If that doesn’t help, Yoshi’s Woolly World also presents you with purchasable Power Badges – bought with beads that you collect in every course. Only one can be used at a time, but the effect lasts until you clear or exit the course that you chose to use it on. These effects range from having Poochy join you in a course and an all-you-can-eat fire watermelon, through to being immune to fire and lava or automatically seeing hidden items.

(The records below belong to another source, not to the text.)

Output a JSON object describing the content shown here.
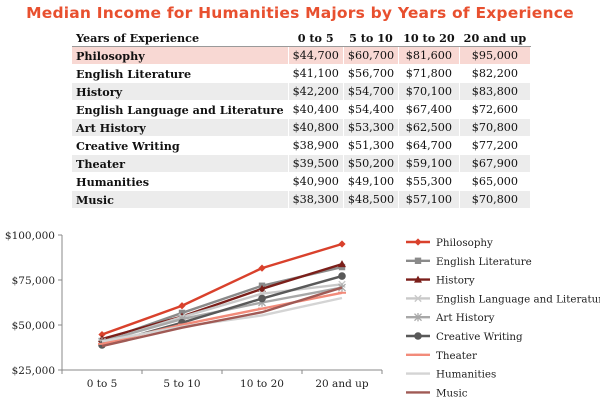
{
  "title": "Median Income for Humanities Majors by Years of Experience",
  "table": {
    "header": [
      "Years of Experience",
      "0 to 5",
      "5 to 10",
      "10 to 20",
      "20 and up"
    ],
    "rows": [
      {
        "label": "Philosophy",
        "cells": [
          "$44,700",
          "$60,700",
          "$81,600",
          "$95,000"
        ]
      },
      {
        "label": "English Literature",
        "cells": [
          "$41,100",
          "$56,700",
          "$71,800",
          "$82,200"
        ]
      },
      {
        "label": "History",
        "cells": [
          "$42,200",
          "$54,700",
          "$70,100",
          "$83,800"
        ]
      },
      {
        "label": "English Language and Literature",
        "cells": [
          "$40,400",
          "$54,400",
          "$67,400",
          "$72,600"
        ]
      },
      {
        "label": "Art History",
        "cells": [
          "$40,800",
          "$53,300",
          "$62,500",
          "$70,800"
        ]
      },
      {
        "label": "Creative Writing",
        "cells": [
          "$38,900",
          "$51,300",
          "$64,700",
          "$77,200"
        ]
      },
      {
        "label": "Theater",
        "cells": [
          "$39,500",
          "$50,200",
          "$59,100",
          "$67,900"
        ]
      },
      {
        "label": "Humanities",
        "cells": [
          "$40,900",
          "$49,100",
          "$55,300",
          "$65,000"
        ]
      },
      {
        "label": "Music",
        "cells": [
          "$38,300",
          "$48,500",
          "$57,100",
          "$70,800"
        ]
      }
    ]
  },
  "chart_data": {
    "type": "line",
    "title": "Median Income for Humanities Majors by Years of Experience",
    "categories": [
      "0 to 5",
      "5 to 10",
      "10 to 20",
      "20 and up"
    ],
    "ylim": [
      25000,
      100000
    ],
    "yticks": [
      25000,
      50000,
      75000,
      100000
    ],
    "ytick_labels": [
      "$25,000",
      "$50,000",
      "$75,000",
      "$100,000"
    ],
    "grid": false,
    "legend_position": "right",
    "series": [
      {
        "name": "Philosophy",
        "values": [
          44700,
          60700,
          81600,
          95000
        ],
        "color": "#d9412c",
        "marker": "diamond"
      },
      {
        "name": "English Literature",
        "values": [
          41100,
          56700,
          71800,
          82200
        ],
        "color": "#8a8a8a",
        "marker": "square"
      },
      {
        "name": "History",
        "values": [
          42200,
          54700,
          70100,
          83800
        ],
        "color": "#7b1f1a",
        "marker": "triangle"
      },
      {
        "name": "English Language and Literature",
        "values": [
          40400,
          54400,
          67400,
          72600
        ],
        "color": "#c9c9c9",
        "marker": "x"
      },
      {
        "name": "Art History",
        "values": [
          40800,
          53300,
          62500,
          70800
        ],
        "color": "#a8a8a8",
        "marker": "asterisk"
      },
      {
        "name": "Creative Writing",
        "values": [
          38900,
          51300,
          64700,
          77200
        ],
        "color": "#595959",
        "marker": "circle"
      },
      {
        "name": "Theater",
        "values": [
          39500,
          50200,
          59100,
          67900
        ],
        "color": "#f28b7a",
        "marker": "bar"
      },
      {
        "name": "Humanities",
        "values": [
          40900,
          49100,
          55300,
          65000
        ],
        "color": "#d4d4d4",
        "marker": "none"
      },
      {
        "name": "Music",
        "values": [
          38300,
          48500,
          57100,
          70800
        ],
        "color": "#a05a55",
        "marker": "none"
      }
    ]
  }
}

That leads nicely on to collectables, which, for those looking for longevity, are going to keep you occupied for a fairly long while. Each course has five Smiley Flowers, 20 Stamp Patches and five pieces of Wonder Wool to collect, while you’re also challenged to complete them with a full 20 Hearts. The Stamp Patches are accumulative across all courses, and, as their name suggests, will periodically reward you with Stamps to use in Miiverse. Whereas gathering all five Wonder Wool will let you unlock a new patterned-Yoshi design. With a lack of a time limit, you can spend as long as necessary collecting all of these, even if it does sometimes require aimless jumping around trying to uncover hidden Winged Clouds.
Special Nintendo-related patterns are also available by simply scanning an amiibo at any point, although, for some reason, unfortunately, this doesn’t apply to any of the Pokémon amiibo. Yoshi will instantly transform into the pattern, with Ness, Sonic the Hedgehog, Mega Man and Wario being my personal favourites. Meanwhile, any of the three Yarn Yoshi amiibo will add an extra Yarn Yoshi for you to control, copying any attacks and actions that you make.
It’s attention to detail, and the unparalleled passion behind creating it, that makes Yoshi’s Woolly World such a memorable adventure. And while it may be the cuddly exterior that captivates you at first, this playful tale is one that will be forever remembered as one of the best that Yoshi’s fluttered his way through.